The president and general secretary of Assam Miya Parishad were arrested along with three others for their alleged association with terror outfits under the stringent Unlawful Activities (Prevention) Act, police said on Wednesday.
The arrests were made after the controversial ‘Miya Museum’, set up in a house allotted under Prime Minister’s Awas Yojana in Assam’s Goalpara district, was sealed on Tuesday, just two days after being opened to the public.
The Miya Parishad president M Mohar Ali was picked up by the police from the museum at Dapkabhita in Goalpara district when he was sitting on a dharna, while its general secretary Abdul Baten Sheikh was taken into custody from his residence at Alamganj in Dhubri district on Tuesday night, the police said.
The Ahom Royal Society member Tanu Dhadumia, who had inaugurated the museum on Sunday, was picked up from his residence in Kawamari village in Dibrugarh, the police said.
The trio were taken to Nalbari in connection with a case registered at the Ghograpar police station under various sections of the UAPA for investigation and interrogation for their alleged association with the militant outfits Al Qaeda in Indian Subcontinent (AQIS) and Ansarul Bangla Team (ABT), a senior police officer said.
Another police officer of Nalbari district said the setting up of the ‘Miya Museum’ and the involvement of Ali, Sheikh and Dhadumia were revealed during interrogation of a few fundamentalists arrested recently.
Two other persons, Sadeq Ali and Jekibul Ali, were picked up last week from Howly in Barpeta and Ghograpar in Nalbari for their alleged links with radical fundamentalist outfits. The duo were arrested by Nalbari police on Wednesday but are not associated with the setting up of the ‘Miya Museum’, the police said.
All the five men were produced before the court on Wednesday. Ali, Sheikh and Dhadumia were remanded to two days in police custody, while the two others were given five days of police remand.
Meanwhile, an AAP spokesperson in Guwahati told PTI that Dhadumia, who was a leader of the party was removed from it, as he failed in his duties.
A team of government officers had on Tuesday sealed the ‘Miya Museum’ and put up a notice that it was done on the orders of the deputy commissioner.
Some agricultural implements and fishing equipment, hand towels and ‘lungis’ were on display at the museum.
Ali, before being taken into custody, sat on a dharna along with his two minor sons outside the house demanding that the administration immediately reopen the repository.

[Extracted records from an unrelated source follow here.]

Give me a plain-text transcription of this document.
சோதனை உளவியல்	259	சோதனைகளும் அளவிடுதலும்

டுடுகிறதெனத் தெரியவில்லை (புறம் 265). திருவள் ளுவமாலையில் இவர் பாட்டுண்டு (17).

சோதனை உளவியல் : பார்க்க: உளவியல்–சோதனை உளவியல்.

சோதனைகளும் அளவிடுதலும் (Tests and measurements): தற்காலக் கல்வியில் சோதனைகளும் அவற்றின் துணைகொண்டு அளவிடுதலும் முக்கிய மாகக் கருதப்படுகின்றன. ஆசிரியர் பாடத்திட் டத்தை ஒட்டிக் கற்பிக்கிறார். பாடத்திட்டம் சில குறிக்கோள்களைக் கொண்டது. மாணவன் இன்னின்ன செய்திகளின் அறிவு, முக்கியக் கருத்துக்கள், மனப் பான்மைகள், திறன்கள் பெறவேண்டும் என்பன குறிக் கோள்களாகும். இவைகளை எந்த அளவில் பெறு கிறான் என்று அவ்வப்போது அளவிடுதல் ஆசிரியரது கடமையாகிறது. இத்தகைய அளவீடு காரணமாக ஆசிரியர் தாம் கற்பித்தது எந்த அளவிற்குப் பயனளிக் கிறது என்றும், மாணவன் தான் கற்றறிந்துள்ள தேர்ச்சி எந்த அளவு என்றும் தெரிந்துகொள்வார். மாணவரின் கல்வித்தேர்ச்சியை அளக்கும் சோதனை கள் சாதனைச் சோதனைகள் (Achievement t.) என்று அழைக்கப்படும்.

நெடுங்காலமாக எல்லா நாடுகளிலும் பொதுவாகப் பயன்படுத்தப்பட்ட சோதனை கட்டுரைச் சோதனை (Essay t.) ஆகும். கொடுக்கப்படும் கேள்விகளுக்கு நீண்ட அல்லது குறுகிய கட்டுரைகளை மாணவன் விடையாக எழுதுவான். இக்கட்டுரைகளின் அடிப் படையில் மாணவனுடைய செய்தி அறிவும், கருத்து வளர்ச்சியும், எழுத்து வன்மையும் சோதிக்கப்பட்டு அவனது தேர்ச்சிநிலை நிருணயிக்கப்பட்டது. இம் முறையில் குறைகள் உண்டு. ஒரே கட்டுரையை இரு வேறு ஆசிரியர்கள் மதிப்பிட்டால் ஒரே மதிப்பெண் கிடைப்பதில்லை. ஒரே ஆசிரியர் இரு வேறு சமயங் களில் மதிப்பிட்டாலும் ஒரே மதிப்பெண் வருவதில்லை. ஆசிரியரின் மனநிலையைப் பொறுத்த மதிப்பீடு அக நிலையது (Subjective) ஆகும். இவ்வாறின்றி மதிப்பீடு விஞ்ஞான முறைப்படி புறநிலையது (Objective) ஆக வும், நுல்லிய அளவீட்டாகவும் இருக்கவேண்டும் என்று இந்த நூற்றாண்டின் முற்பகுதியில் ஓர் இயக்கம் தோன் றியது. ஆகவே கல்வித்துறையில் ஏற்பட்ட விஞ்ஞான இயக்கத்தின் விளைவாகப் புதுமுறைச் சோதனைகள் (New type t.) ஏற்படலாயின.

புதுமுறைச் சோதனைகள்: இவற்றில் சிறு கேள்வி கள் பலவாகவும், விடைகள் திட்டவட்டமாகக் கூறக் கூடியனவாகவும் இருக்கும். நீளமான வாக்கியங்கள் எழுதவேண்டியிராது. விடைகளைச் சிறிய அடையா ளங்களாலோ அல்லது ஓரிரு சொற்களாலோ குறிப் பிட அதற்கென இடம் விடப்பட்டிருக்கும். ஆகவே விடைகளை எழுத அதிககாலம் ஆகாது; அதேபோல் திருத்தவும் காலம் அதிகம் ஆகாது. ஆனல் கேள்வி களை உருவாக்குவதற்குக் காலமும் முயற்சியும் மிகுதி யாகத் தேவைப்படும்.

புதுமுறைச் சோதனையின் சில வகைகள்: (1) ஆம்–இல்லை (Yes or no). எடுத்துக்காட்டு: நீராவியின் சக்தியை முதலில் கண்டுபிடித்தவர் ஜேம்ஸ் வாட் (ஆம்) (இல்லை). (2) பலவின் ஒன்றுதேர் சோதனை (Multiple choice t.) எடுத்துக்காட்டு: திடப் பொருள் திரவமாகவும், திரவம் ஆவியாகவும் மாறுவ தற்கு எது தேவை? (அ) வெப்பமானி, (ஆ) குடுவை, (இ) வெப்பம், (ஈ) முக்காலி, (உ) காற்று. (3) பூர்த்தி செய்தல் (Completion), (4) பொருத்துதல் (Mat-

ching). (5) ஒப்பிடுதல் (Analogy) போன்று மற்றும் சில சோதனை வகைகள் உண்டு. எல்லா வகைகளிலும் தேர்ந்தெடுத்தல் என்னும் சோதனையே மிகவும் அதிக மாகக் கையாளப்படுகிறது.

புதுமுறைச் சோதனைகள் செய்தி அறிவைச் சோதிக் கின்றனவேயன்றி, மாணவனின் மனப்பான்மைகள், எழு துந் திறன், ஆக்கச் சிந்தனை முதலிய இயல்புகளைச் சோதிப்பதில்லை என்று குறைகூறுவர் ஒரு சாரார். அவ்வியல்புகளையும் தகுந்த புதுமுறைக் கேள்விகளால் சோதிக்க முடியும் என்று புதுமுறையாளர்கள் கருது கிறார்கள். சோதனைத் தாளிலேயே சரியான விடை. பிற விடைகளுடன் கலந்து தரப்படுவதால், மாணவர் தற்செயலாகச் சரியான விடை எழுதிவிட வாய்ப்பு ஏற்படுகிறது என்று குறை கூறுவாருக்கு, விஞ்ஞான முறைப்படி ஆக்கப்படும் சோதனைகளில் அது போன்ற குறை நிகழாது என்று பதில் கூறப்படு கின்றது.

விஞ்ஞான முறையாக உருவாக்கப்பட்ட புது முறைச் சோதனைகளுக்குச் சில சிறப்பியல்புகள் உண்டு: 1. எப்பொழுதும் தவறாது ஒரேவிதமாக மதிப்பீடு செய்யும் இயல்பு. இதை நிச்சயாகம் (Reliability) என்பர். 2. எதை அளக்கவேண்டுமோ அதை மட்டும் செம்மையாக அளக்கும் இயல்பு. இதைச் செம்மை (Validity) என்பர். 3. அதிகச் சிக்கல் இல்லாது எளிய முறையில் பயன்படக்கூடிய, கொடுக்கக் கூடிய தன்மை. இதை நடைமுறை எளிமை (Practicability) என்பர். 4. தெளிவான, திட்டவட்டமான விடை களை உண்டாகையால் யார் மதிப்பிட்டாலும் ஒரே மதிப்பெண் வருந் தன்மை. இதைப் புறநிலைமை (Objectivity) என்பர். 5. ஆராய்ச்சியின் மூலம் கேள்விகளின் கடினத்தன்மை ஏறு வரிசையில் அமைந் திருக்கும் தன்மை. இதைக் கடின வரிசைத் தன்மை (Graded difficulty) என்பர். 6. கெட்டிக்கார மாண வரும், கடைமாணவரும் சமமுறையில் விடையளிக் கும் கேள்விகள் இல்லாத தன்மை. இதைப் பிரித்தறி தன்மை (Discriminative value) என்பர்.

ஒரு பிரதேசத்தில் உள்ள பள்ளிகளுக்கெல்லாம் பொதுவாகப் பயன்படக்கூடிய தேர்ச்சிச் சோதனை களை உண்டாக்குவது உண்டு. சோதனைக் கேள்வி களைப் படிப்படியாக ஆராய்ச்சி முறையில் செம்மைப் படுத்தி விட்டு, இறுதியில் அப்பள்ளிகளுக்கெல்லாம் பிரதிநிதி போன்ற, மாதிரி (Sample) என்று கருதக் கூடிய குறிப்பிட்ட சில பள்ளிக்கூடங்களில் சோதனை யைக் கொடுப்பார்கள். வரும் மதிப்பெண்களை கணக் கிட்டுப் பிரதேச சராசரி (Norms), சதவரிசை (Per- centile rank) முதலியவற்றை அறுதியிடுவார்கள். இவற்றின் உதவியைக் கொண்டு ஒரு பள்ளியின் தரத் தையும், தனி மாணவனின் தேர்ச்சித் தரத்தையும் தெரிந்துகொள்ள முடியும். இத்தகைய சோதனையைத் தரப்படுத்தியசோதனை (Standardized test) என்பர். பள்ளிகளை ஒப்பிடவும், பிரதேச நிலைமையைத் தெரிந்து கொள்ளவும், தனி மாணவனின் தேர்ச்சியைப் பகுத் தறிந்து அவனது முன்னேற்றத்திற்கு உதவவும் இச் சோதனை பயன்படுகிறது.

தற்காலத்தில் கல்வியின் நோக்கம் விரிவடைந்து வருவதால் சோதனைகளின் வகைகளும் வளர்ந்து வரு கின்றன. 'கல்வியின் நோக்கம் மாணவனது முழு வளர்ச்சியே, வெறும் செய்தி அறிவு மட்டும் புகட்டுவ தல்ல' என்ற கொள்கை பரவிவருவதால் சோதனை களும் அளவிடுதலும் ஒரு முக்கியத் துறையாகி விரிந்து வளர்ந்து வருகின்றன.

“We are displaying objects with which the community identifies itself so that people from other communities can realise that the Miyas’ are not any different from them, Ali said.
The word ‘Miya’ in Assam refers to Bengali-speaking migrants, some of whose roots can be traced to Bangladesh.
Following the inauguration of the Miya Museum on Sunday, senior BJP leaders had demanded its immediate closure and the party’s Minority Morcha member Abdur Rahim Gibran had filed a complaint at Lakhipur police station against the setting up of the museum in a PMAY-allotted house.
Read more: Assam: 3 associated with opening of controversial ‘Miya Museum’ detained
Chief Minister Himanta Biswa Sarma Tuesday said that such activities by some members of the Miya community “posed a threat to Assamese identity”.
“How can they (Miya’ community) claim that the plough is their identity? It has been used by all farmers in the state for ages. It is only the lungi that they can claim as their own,” Sarma had said on the sidelines of a programme.
Those who have set up the museum will have to answer to an expert committee on what basis the claims were made, he added.
Congress Lok Sabha MP Abdul Khaleque said that there is no community called ‘Miya’ and it is merely a form of honorific address.
People have the cultural right to set up a museum or library in their house, but I don’t think there is any need for a community museum, Khaleque told PTI.
It is, however, an injustice to arrest somebody for setting up a museum and book the person under terror laws, the Barpeta MP said.
The community should also be careful about laying claims to objects like the plough as their own as farmers across the subcontinent use it, Khaleque added.
AIUDF MLA Aminul Islam said the party is against the opening of the Miya Museum, but the reasons that led to its establishment should be looked into.
The community’s members have felt humiliated over the years, and this could be a reaction to their pent-up frustration, he said.
According to eminent advocate Nekibur Zaman, the setting up of the museum is a conspiracy by a section of the community to create a divide in Assamese society.
It is only in recent years that we are hearing of things like Miya museum, schools, poetry and even demand for autonomous councils comprising Dhubri and Barpeta. These are the work of certain forces with vested interests to threaten the culture and identity of the Assamese society, he claimed.
The setting up of a Miya Museum’ was first proposed by former Congress MLA Sherman Ali Ahmed in 2020, which was rejected by the chief minister.
Meanwhile, Rafiqul Islam, All India United Democratic Front (AIUDF) leader, has slammed the Assam government for making a big fuss of a small matter when the government should be focusing on more important matters at hand such as strengthening of the economy.